Daily life can be stressful. Coping with problems at work, obligations at home, social commitments and family conflicts produces a certain level of sustained activation over time. It is a basic or underlying stress that we get used to and the level of which varies from one culture to another according to the challenges they present and from person to person based on the ability to face those challenges.

An experiment conducted at Radboud Nijmegen University found that relatively high baseline stress levels act as a protective factor in a stressful situation, generating a less intense response of the hypothalamic-pituitary-adrenal axis. This means that exposure to relatively stressful situations can help us develop our coping resources, so that we are not so responsive.

2. Eustress

The word eustress is made up of the Greek prefix eu, which means good. Therefore, it is used to refer to a "positive stress" level. This type of stress tends to last a short time, a few hours or a couple of days, so as not to trigger harmful psychophysiological responses in the medium and long term.

Unlike distress, which generates distress and anxiety, eustress stimulates and motivates. In fact, it facilitates a state of focused attention and high energy that allows us to face the challenge. According to Yerkes Dodson's law, eustress generates an optimal level of anxiety which increases our performance.
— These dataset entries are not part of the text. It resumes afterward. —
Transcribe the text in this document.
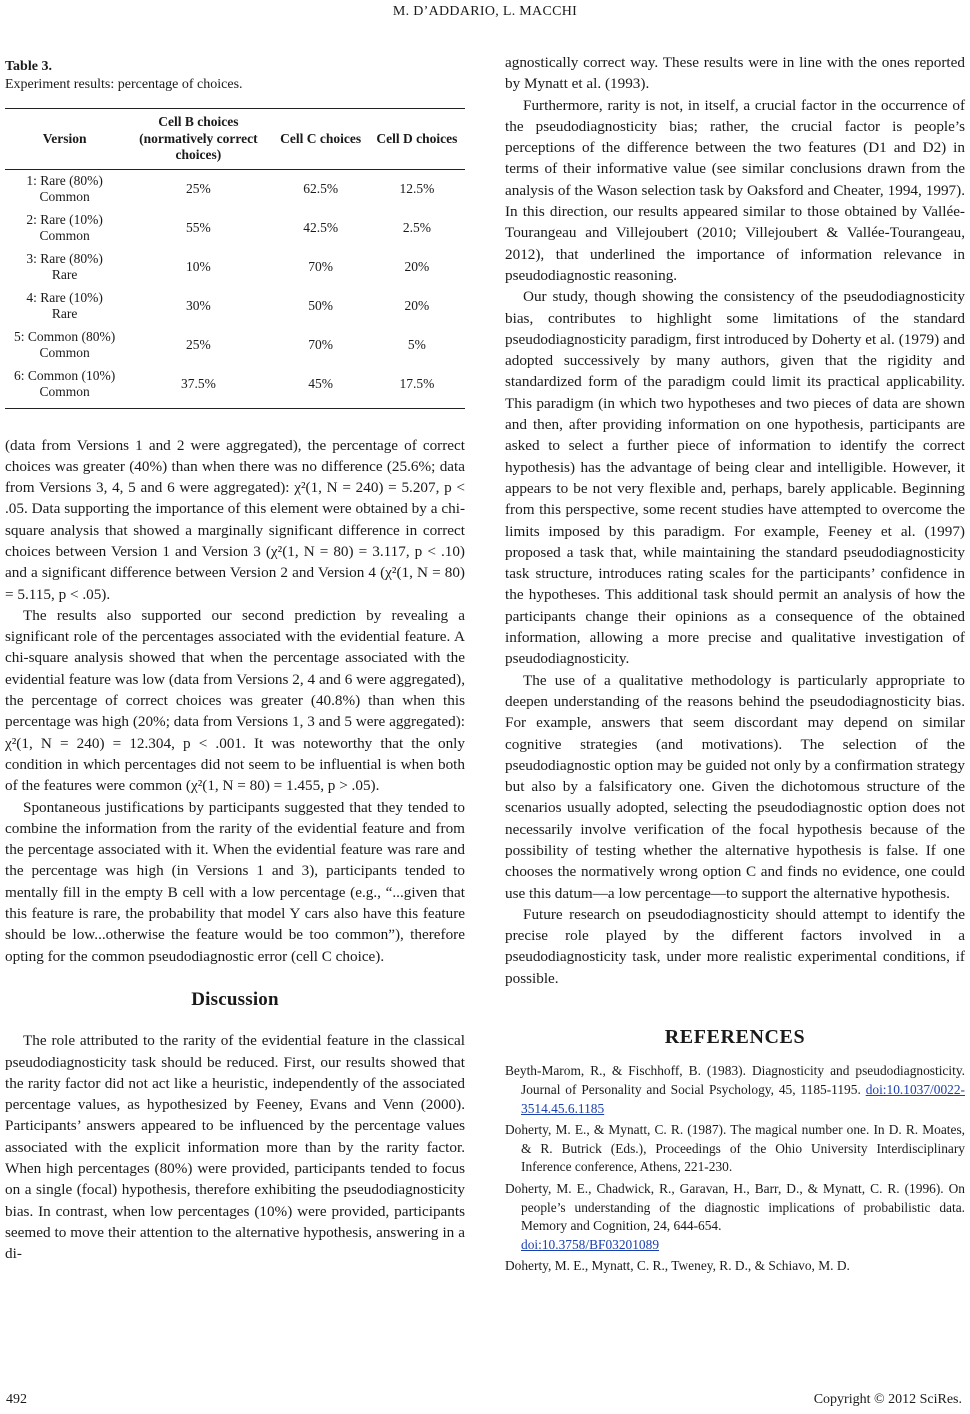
M. D’ADDARIO, L. MACCHI
Table 3.
Experiment results: percentage of choices.
Version	Cell B choices (normatively correct choices)	Cell C choices	Cell D choices
1: Rare (80%)
Common	25%	62.5%	12.5%
2: Rare (10%)
Common	55%	42.5%	2.5%
3: Rare (80%)
Rare	10%	70%	20%
4: Rare (10%)
Rare	30%	50%	20%
5: Common (80%)
Common	25%	70%	5%
6: Common (10%)
Common	37.5%	45%	17.5%

(data from Versions 1 and 2 were aggregated), the percentage of correct choices was greater (40%) than when there was no difference (25.6%; data from Versions 3, 4, 5 and 6 were aggregated): χ²(1, N = 240) = 5.207, p < .05. Data supporting the importance of this element were obtained by a chi-square analysis that showed a marginally significant difference in correct choices between Version 1 and Version 3 (χ²(1, N = 80) = 3.117, p < .10) and a significant difference between Version 2 and Version 4 (χ²(1, N = 80) = 5.115, p < .05).

The results also supported our second prediction by revealing a significant role of the percentages associated with the evidential feature. A chi-square analysis showed that when the percentage associated with the evidential feature was low (data from Versions 2, 4 and 6 were aggregated), the percentage of correct choices was greater (40.8%) than when this percentage was high (20%; data from Versions 1, 3 and 5 were aggregated): χ²(1, N = 240) = 12.304, p < .001. It was noteworthy that the only condition in which percentages did not seem to be influential is when both of the features were common (χ²(1, N = 80) = 1.455, p > .05).

Spontaneous justifications by participants suggested that they tended to combine the information from the rarity of the evidential feature and from the percentage associated with it. When the evidential feature was rare and the percentage was high (in Versions 1 and 3), participants tended to mentally fill in the empty B cell with a low percentage (e.g., “...given that this feature is rare, the probability that model Y cars also have this feature should be low...otherwise the feature would be too common”), therefore opting for the common pseudodiagnostic error (cell C choice).

Discussion

The role attributed to the rarity of the evidential feature in the classical pseudodiagnosticity task should be reduced. First, our results showed that the rarity factor did not act like a heuristic, independently of the associated percentage values, as hypothesized by Feeney, Evans and Venn (2000). Participants’ answers appeared to be influenced by the percentage values associated with the explicit information more than by the rarity factor. When high percentages (80%) were provided, participants tended to focus on a single (focal) hypothesis, therefore exhibiting the pseudodiagnosticity bias. In contrast, when low percentages (10%) were provided, participants seemed to move their attention to the alternative hypothesis, answering in a di-

agnostically correct way. These results were in line with the ones reported by Mynatt et al. (1993).

Furthermore, rarity is not, in itself, a crucial factor in the occurrence of the pseudodiagnosticity bias; rather, the crucial factor is people’s perceptions of the difference between the two features (D1 and D2) in terms of their informative value (see similar conclusions drawn from the analysis of the Wason selection task by Oaksford and Cheater, 1994, 1997). In this direction, our results appeared similar to those obtained by Vallée-Tourangeau and Villejoubert (2010; Villejoubert & Vallée-Tourangeau, 2012), that underlined the importance of information relevance in pseudodiagnostic reasoning.

Our study, though showing the consistency of the pseudodiagnosticity bias, contributes to highlight some limitations of the standard pseudodiagnosticity paradigm, first introduced by Doherty et al. (1979) and adopted successively by many authors, given that the rigidity and standardized form of the paradigm could limit its practical applicability. This paradigm (in which two hypotheses and two pieces of data are shown and then, after providing information on one hypothesis, participants are asked to select a further piece of information to identify the correct hypothesis) has the advantage of being clear and intelligible. However, it appears to be not very flexible and, perhaps, barely applicable. Beginning from this perspective, some recent studies have attempted to overcome the limits imposed by this paradigm. For example, Feeney et al. (1997) proposed a task that, while maintaining the standard pseudodiagnosticity task structure, introduces rating scales for the participants’ confidence in the hypotheses. This additional task should permit an analysis of how the participants change their opinions as a consequence of the obtained information, allowing a more precise and qualitative investigation of pseudodiagnosticity.

The use of a qualitative methodology is particularly appropriate to deepen understanding of the reasons behind the pseudodiagnosticity bias. For example, answers that seem discordant may depend on similar cognitive strategies (and motivations). The selection of the pseudodiagnostic option may be guided not only by a confirmation strategy but also by a falsificatory one. Given the dichotomous structure of the scenarios usually adopted, selecting the pseudodiagnostic option does not necessarily involve verification of the focal hypothesis because of the possibility of testing whether the alternative hypothesis is false. If one chooses the normatively wrong option C and finds no evidence, one could use this datum—a low percentage—to support the alternative hypothesis.

Future research on pseudodiagnosticity should attempt to identify the precise role played by the different factors involved in a pseudodiagnosticity task, under more realistic experimental conditions, if possible.

REFERENCES
Beyth-Marom, R., & Fischhoff, B. (1983). Diagnosticity and pseudodiagnosticity. Journal of Personality and Social Psychology, 45, 1185-1195. doi:10.1037/0022-3514.45.6.1185
Doherty, M. E., & Mynatt, C. R. (1987). The magical number one. In D. R. Moates, & R. Butrick (Eds.), Proceedings of the Ohio University Interdisciplinary Inference conference, Athens, 221-230.
Doherty, M. E., Chadwick, R., Garavan, H., Barr, D., & Mynatt, C. R. (1996). On people’s understanding of the diagnostic implications of probabilistic data. Memory and Cognition, 24, 644-654.
doi:10.3758/BF03201089
Doherty, M. E., Mynatt, C. R., Tweney, R. D., & Schiavo, M. D.
492	Copyright © 2012 SciRes.
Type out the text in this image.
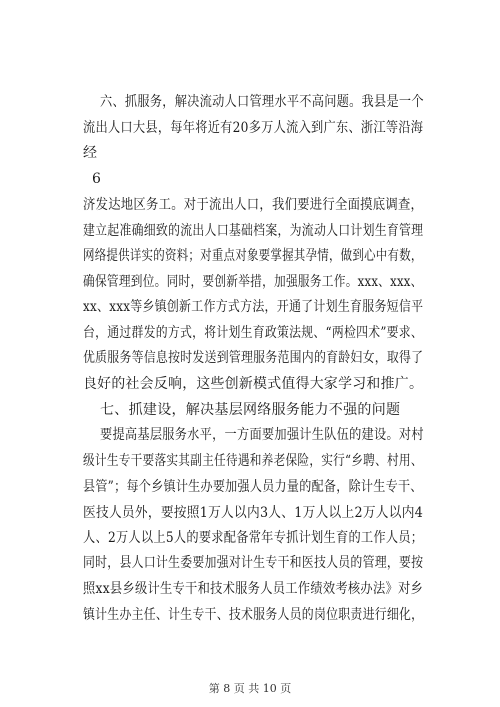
六、抓服务，解决流动人口管理水平不高问题。我县是一个
流出人口大县，每年将近有20多万人流入到广东、浙江等沿海
经
6
济发达地区务工。对于流出人口，我们要进行全面摸底调查，
建立起准确细致的流出人口基础档案，为流动人口计划生育管理
网络提供详实的资料；对重点对象要掌握其孕情，做到心中有数，
确保管理到位。同时，要创新举措，加强服务工作。xxx、xxx、
xx、xxx等乡镇创新工作方式方法，开通了计划生育服务短信平
台，通过群发的方式，将计划生育政策法规、“两检四术”要求、
优质服务等信息按时发送到管理服务范围内的育龄妇女，取得了
良好的社会反响，这些创新模式值得大家学习和推广。
七、抓建设，解决基层网络服务能力不强的问题
要提高基层服务水平，一方面要加强计生队伍的建设。对村
级计生专干要落实其副主任待遇和养老保险，实行“乡聘、村用、
县管”；每个乡镇计生办要加强人员力量的配备，除计生专干、
医技人员外，要按照1万人以内3人、1万人以上2万人以内4
人、2万人以上5人的要求配备常年专抓计划生育的工作人员；
同时，县人口计生委要加强对计生专干和医技人员的管理，要按
照xx县乡级计生专干和技术服务人员工作绩效考核办法》对乡
镇计生办主任、计生专干、技术服务人员的岗位职责进行细化，
第 8 页 共 10 页
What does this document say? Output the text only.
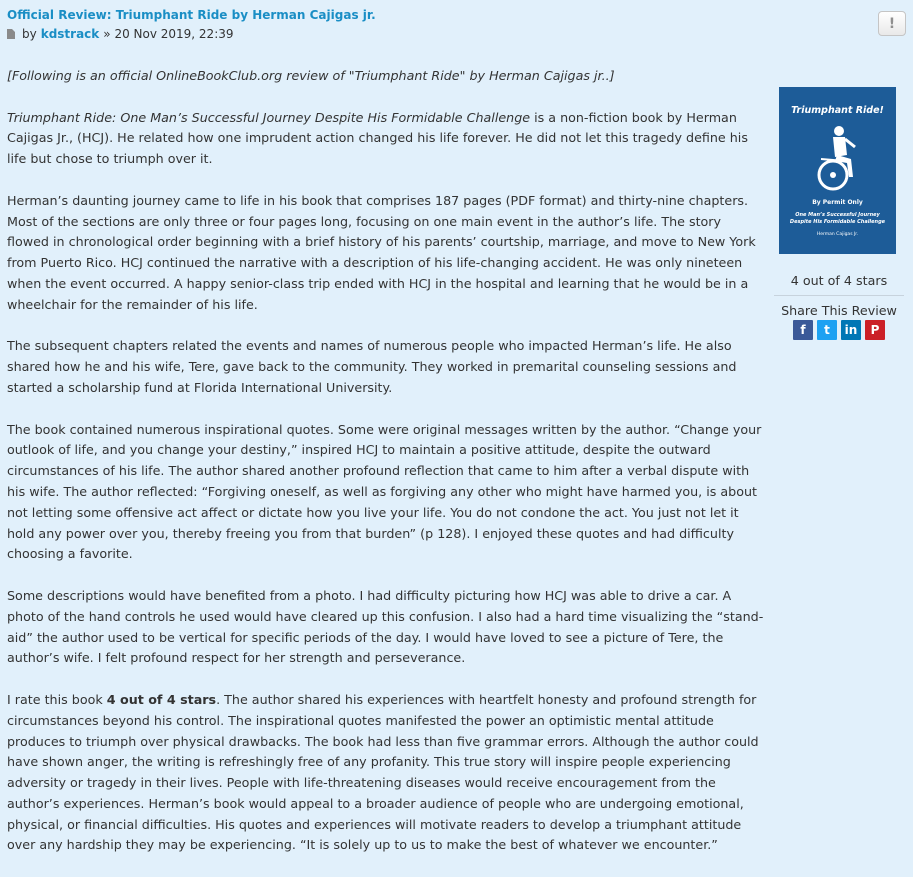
Official Review: Triumphant Ride by Herman Cajigas jr.
by kdstrack » 20 Nov 2019, 22:39
!

[Following is an official OnlineBookClub.org review of "Triumphant Ride" by Herman Cajigas jr..]

Triumphant Ride: One Man’s Successful Journey Despite His Formidable Challenge is a non-fiction book by Herman Cajigas Jr., (HCJ). He related how one imprudent action changed his life forever. He did not let this tragedy define his life but chose to triumph over it.

Herman’s daunting journey came to life in his book that comprises 187 pages (PDF format) and thirty-nine chapters. Most of the sections are only three or four pages long, focusing on one main event in the author’s life. The story flowed in chronological order beginning with a brief history of his parents’ courtship, marriage, and move to New York from Puerto Rico. HCJ continued the narrative with a description of his life-changing accident. He was only nineteen when the event occurred. A happy senior-class trip ended with HCJ in the hospital and learning that he would be in a wheelchair for the remainder of his life.

The subsequent chapters related the events and names of numerous people who impacted Herman’s life. He also shared how he and his wife, Tere, gave back to the community. They worked in premarital counseling sessions and started a scholarship fund at Florida International University.

The book contained numerous inspirational quotes. Some were original messages written by the author. “Change your outlook of life, and you change your destiny,” inspired HCJ to maintain a positive attitude, despite the outward circumstances of his life. The author shared another profound reflection that came to him after a verbal dispute with his wife. The author reflected: “Forgiving oneself, as well as forgiving any other who might have harmed you, is about not letting some offensive act affect or dictate how you live your life. You do not condone the act. You just not let it hold any power over you, thereby freeing you from that burden” (p 128). I enjoyed these quotes and had difficulty choosing a favorite.

Some descriptions would have benefited from a photo. I had difficulty picturing how HCJ was able to drive a car. A photo of the hand controls he used would have cleared up this confusion. I also had a hard time visualizing the “stand-aid” the author used to be vertical for specific periods of the day. I would have loved to see a picture of Tere, the author’s wife. I felt profound respect for her strength and perseverance.

I rate this book 4 out of 4 stars. The author shared his experiences with heartfelt honesty and profound strength for circumstances beyond his control. The inspirational quotes manifested the power an optimistic mental attitude produces to triumph over physical drawbacks. The book had less than five grammar errors. Although the author could have shown anger, the writing is refreshingly free of any profanity. This true story will inspire people experiencing adversity or tragedy in their lives. People with life-threatening diseases would receive encouragement from the author’s experiences. Herman’s book would appeal to a broader audience of people who are undergoing emotional, physical, or financial difficulties. His quotes and experiences will motivate readers to develop a triumphant attitude over any hardship they may be experiencing. “It is solely up to us to make the best of whatever we encounter.”

Triumphant Ride!
By Permit Only
One Man’s Successful Journey Despite His Formidable Challenge
Herman Cajigas Jr.
4 out of 4 stars
Share This Review
f	t	in	P
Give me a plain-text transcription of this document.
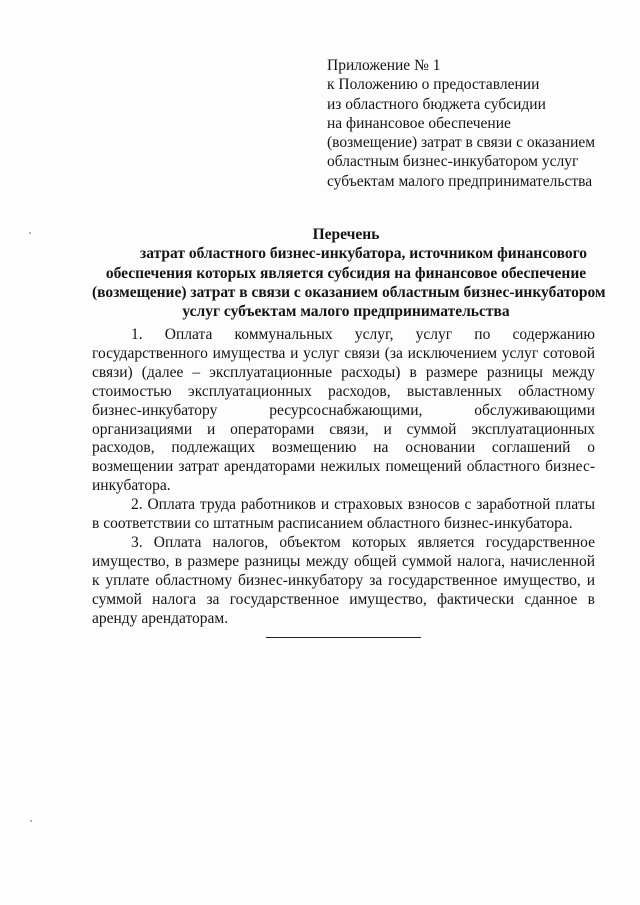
Приложение № 1
к Положению о предоставлении
из областного бюджета субсидии
на финансовое обеспечение
(возмещение) затрат в связи с оказанием
областным бизнес-инкубатором услуг
субъектам малого предпринимательства
Перечень
затрат областного бизнес-инкубатора, источником финансового
обеспечения которых является субсидия на финансовое обеспечение
(возмещение) затрат в связи с оказанием областным бизнес-инкубатором
услуг субъектам малого предпринимательства

1. Оплата коммунальных услуг, услуг по содержанию государственного имущества и услуг связи (за исключением услуг сотовой связи) (далее – эксплуатационные расходы) в размере разницы между стоимостью эксплуатационных расходов, выставленных областному бизнес-инкубатору ресурсоснабжающими, обслуживающими организациями и операторами связи, и суммой эксплуатационных расходов, подлежащих возмещению на основании соглашений о возмещении затрат арендаторами нежилых помещений областного бизнес-инкубатора.

2. Оплата труда работников и страховых взносов с заработной платы в соответствии со штатным расписанием областного бизнес-инкубатора.

3. Оплата налогов, объектом которых является государственное имущество, в размере разницы между общей суммой налога, начисленной к уплате областному бизнес-инкубатору за государственное имущество, и суммой налога за государственное имущество, фактически сданное в аренду арендаторам.
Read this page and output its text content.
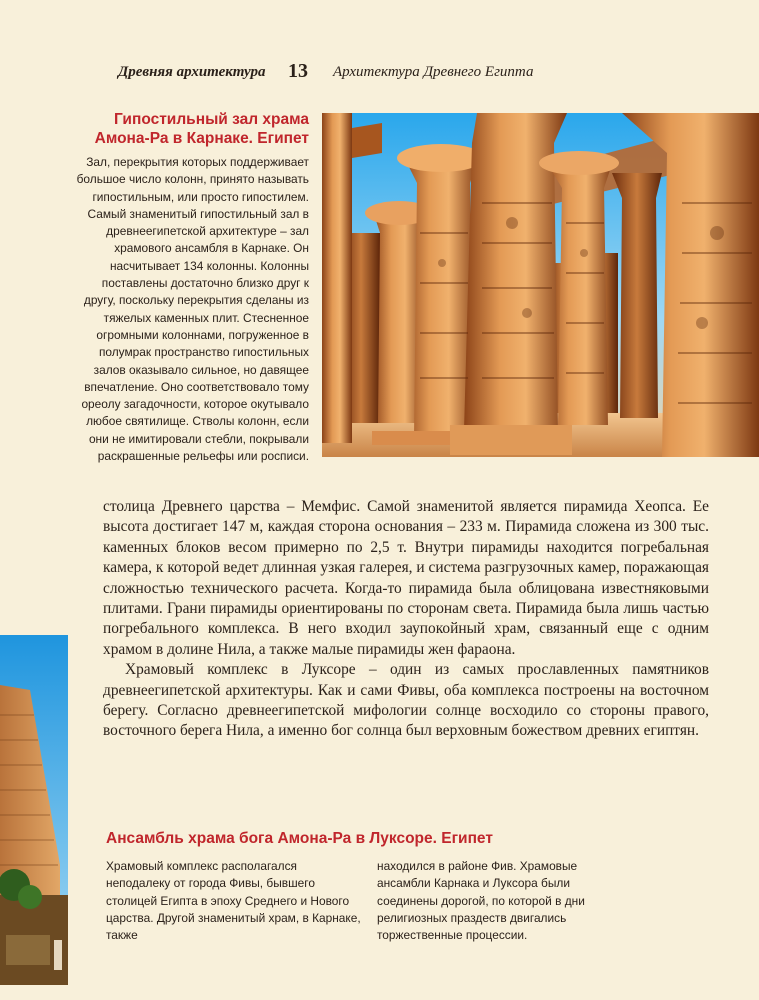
Древняя архитектура 13 Архитектура Древнего Египта
Гипостильный зал храма Амона-Ра в Карнаке. Египет
Зал, перекрытия которых поддерживает большое число колонн, принято называть гипостильным, или просто гипостилем. Самый знаменитый гипостильный зал в древнеегипетской архитектуре – зал храмового ансамбля в Карнаке. Он насчитывает 134 колонны. Колонны поставлены достаточно близко друг к другу, поскольку перекрытия сделаны из тяжелых каменных плит. Стесненное огромными колоннами, погруженное в полумрак пространство гипостильных залов оказывало сильное, но давящее впечатление. Оно соответствовало тому ореолу загадочности, которое окутывало любое святилище. Стволы колонн, если они не имитировали стебли, покрывали раскрашенные рельефы или росписи.

столица Древнего царства – Мемфис. Самой знаменитой является пирамида Хеопса. Ее высота достигает 147 м, каждая сторона основания – 233 м. Пирамида сложена из 300 тыс. каменных блоков весом примерно по 2,5 т. Внутри пирамиды находится погребальная камера, к которой ведет длинная узкая галерея, и система разгрузочных камер, поражающая сложностью технического расчета. Когда-то пирамида была облицована известняковыми плитами. Грани пирамиды ориентированы по сторонам света. Пирамида была лишь частью погребального комплекса. В него входил заупокойный храм, связанный еще с одним храмом в долине Нила, а также малые пирамиды жен фараона.

Храмовый комплекс в Луксоре – один из самых прославленных памятников древнеегипетской архитектуры. Как и сами Фивы, оба комплекса построены на восточном берегу. Согласно древнеегипетской мифологии солнце восходило со стороны правого, восточного берега Нила, а именно бог солнца был верховным божеством древних египтян.

Ансамбль храма бога Амона-Ра в Луксоре. Египет
Храмовый комплекс располагался неподалеку от города Фивы, бывшего столицей Египта в эпоху Среднего и Нового царства. Другой знаменитый храм, в Карнаке, также
находился в районе Фив. Храмовые ансамбли Карнака и Луксора были соединены дорогой, по которой в дни религиозных праздеств двигались торжественные процессии.
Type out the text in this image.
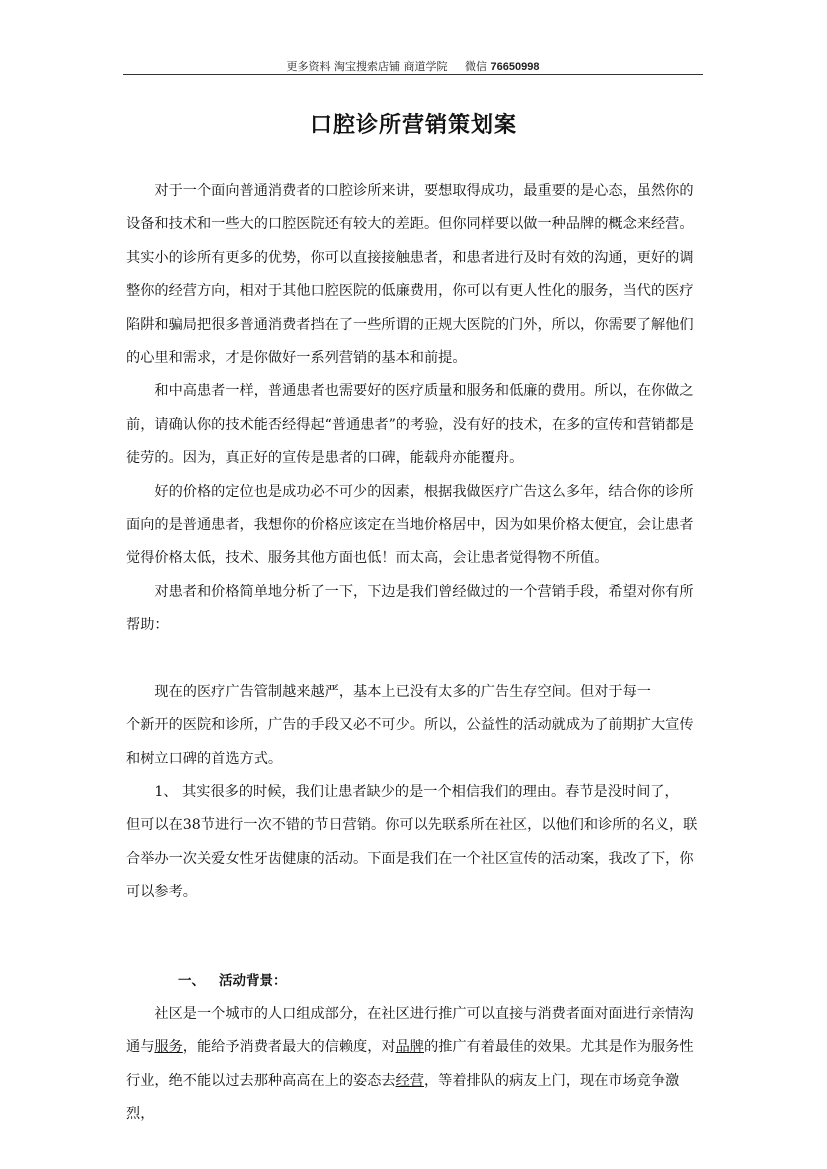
更多资料 淘宝搜索店铺 商道学院 微信 76650998
口腔诊所营销策划案

对于一个面向普通消费者的口腔诊所来讲，要想取得成功，最重要的是心态，虽然你的设备和技术和一些大的口腔医院还有较大的差距。但你同样要以做一种品牌的概念来经营。其实小的诊所有更多的优势，你可以直接接触患者，和患者进行及时有效的沟通，更好的调整你的经营方向，相对于其他口腔医院的低廉费用，你可以有更人性化的服务，当代的医疗陷阱和骗局把很多普通消费者挡在了一些所谓的正规大医院的门外，所以，你需要了解他们的心里和需求，才是你做好一系列营销的基本和前提。

和中高患者一样，普通患者也需要好的医疗质量和服务和低廉的费用。所以，在你做之前，请确认你的技术能否经得起“普通患者”的考验，没有好的技术，在多的宣传和营销都是徒劳的。因为，真正好的宣传是患者的口碑，能载舟亦能覆舟。

好的价格的定位也是成功必不可少的因素，根据我做医疗广告这么多年，结合你的诊所面向的是普通患者，我想你的价格应该定在当地价格居中，因为如果价格太便宜，会让患者觉得价格太低，技术、服务其他方面也低！而太高，会让患者觉得物不所值。

对患者和价格简单地分析了一下，下边是我们曾经做过的一个营销手段，希望对你有所帮助：

现在的医疗广告管制越来越严，基本上已没有太多的广告生存空间。但对于每一

个新开的医院和诊所，广告的手段又必不可少。所以，公益性的活动就成为了前期扩大宣传和树立口碑的首选方式。

1、 其实很多的时候，我们让患者缺少的是一个相信我们的理由。春节是没时间了，

但可以在38节进行一次不错的节日营销。你可以先联系所在社区，以他们和诊所的名义，联合举办一次关爱女性牙齿健康的活动。下面是我们在一个社区宣传的活动案，我改了下，你可以参考。

一、 活动背景：

社区是一个城市的人口组成部分，在社区进行推广可以直接与消费者面对面进行亲情沟通与服务，能给予消费者最大的信赖度，对品牌的推广有着最佳的效果。尤其是作为服务性行业，绝不能以过去那种高高在上的姿态去经营，等着排队的病友上门，现在市场竞争激烈，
The eustress could help us, for example, to finish a work project on time or to find the strength in the midst of adversity or the energy to do something that we are passionate about.

3. Distress

• Acute stress

Acute stress is an intense reaction of the body to a threat, real or imagined, which can put our physical or psychological well-being at risk. This type of stress comes on suddenly and its level increases rapidly because its main mission is to prepare us for attack or flight.

Acute stress is common after experiencing a critical and unexpected situation, such as a natural disaster, an assault, but also the death of a loved one or the loss of a job. This type of stress consumes an enormous amount of physiological and emotional resources, so much so that, if not deactivated in time, it can quickly cause physical symptoms.

Not only does it create enormous distress, but it leads to extreme exhaustion. In fact, it often triggers autonomic symptoms such as dizziness, nausea and palpitations. In extreme cases it can also cause fainting or reactivate old pathologies.

• Cumulative stress

When the stress level is high and maintained over time, it refers to cumulative or chronic stress. When we constantly expose ourselves to situations that generate tension and fail to free ourselves from anguish, the stress ends up building up and triggers a series of physical reactions, such as inflammation, which can cause various diseases. This type of stress often leads to apathy and disorganized behavior. It generates anxiety and worry, plunging us into a vicious circle of negativity and apprehension.

This type of stress is common when we feel we are losing control of our life or when several negative circumstances are concentrated in a short period of time and we are unable to cope with their emotional impact. In fact, a study conducted at the University of Cambridge found that when the basal stress level remains high for a long time, generating a sustained increase in cortisol, without being able to relax, affects the functioning of the hypothalamic-pituitary-adrenal axis and leads to depression.